Planning Your LSAT Practice Test-Taking Tactics

By Lisa Zimmer Hatch, Scott A. Hatch, Amy Hackney Blackwell

After you’ve learned the tools for tackling the three multiple-choice question types on the LSAT, you can solidify them by taking practice questions. If you’d like to work on one question type in particular — logic games, for example — work through an entire section of practice questions without worrying about the timing. Then take on another full section or two of logic game questions under timed conditions to get a feel for how speedy you need to be.

When you feel that you have a handle on the three general question types, use one or two practice tests to simulate a full-length exam. Set aside about three hours and take the sections one right after another under timed conditions with one short break. As you practice, keep these tips in mind:

  • Answer every question. The LSAT test-makers don’t penalize you for guessing, so you’d be crazy not to make sure every number on the answer sheet has a bubble filled in, even if you don’t bother to read the question that goes with it.

  • Budget your time. You get 35 minutes for each multiple-choice section. Decide how to spend it. Allotting each question exactly 1.3 minutes may not be the most effective approach, but be careful not to get so caught up in the first analytical reasoning problem that you have only 5 minutes to work the last three.

  • If you get stuck on a question, forget about it.
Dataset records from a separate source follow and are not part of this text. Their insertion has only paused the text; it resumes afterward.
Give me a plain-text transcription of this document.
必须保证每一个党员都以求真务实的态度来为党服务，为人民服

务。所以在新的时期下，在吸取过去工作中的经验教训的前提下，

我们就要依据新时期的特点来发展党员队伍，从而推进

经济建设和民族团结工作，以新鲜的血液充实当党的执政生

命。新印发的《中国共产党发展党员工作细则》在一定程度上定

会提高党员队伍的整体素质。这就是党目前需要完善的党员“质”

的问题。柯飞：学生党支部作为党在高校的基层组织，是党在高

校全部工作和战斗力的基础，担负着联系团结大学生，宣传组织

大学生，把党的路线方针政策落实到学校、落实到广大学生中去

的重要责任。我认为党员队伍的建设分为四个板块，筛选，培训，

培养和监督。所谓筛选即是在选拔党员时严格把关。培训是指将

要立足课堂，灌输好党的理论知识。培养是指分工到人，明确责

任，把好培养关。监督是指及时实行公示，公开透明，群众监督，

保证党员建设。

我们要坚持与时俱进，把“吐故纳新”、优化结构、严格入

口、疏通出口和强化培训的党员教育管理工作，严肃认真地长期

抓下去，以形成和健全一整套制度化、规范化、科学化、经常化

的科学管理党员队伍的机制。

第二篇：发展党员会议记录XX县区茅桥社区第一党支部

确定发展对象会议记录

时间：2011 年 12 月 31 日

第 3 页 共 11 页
Move on to another question. (But be sure to circle the question in case you have time to come back to it.)

  • Stay on target. You may get bored, and your mind may want to wander somewhere more pleasant, but don’t let it. Use visual cues to help yourself stay focused — point to questions with your pencil or finger.

  • Take an occasional break. When you finish a chunk of test — an analytical reasoning problem or a full page of logical reasoning questions — take a break. Close your eyes, twist your neck, loosen those tight muscles in your shoulders, breathe, and let your eyes focus on a distant object. Don’t take more than 30 seconds or a minute, but do take the break. It helps you more than fretting about how little time you have left.

  • Move around within each section. No one says you have to answer the questions in order. Feel free to start with the reading passage or logic game set that most appeals to you. Working the easier questions first puts you in the right frame of mind for answering the remaining questions. Some test-takers read questions in two passes. On the first pass they answer all the questions that take them less than 30 seconds to answer. On the second pass they tackle the more challenging offerings. Applying this strategy assures you that you’ll at least have a chance at every question in a section before the proctor calls time.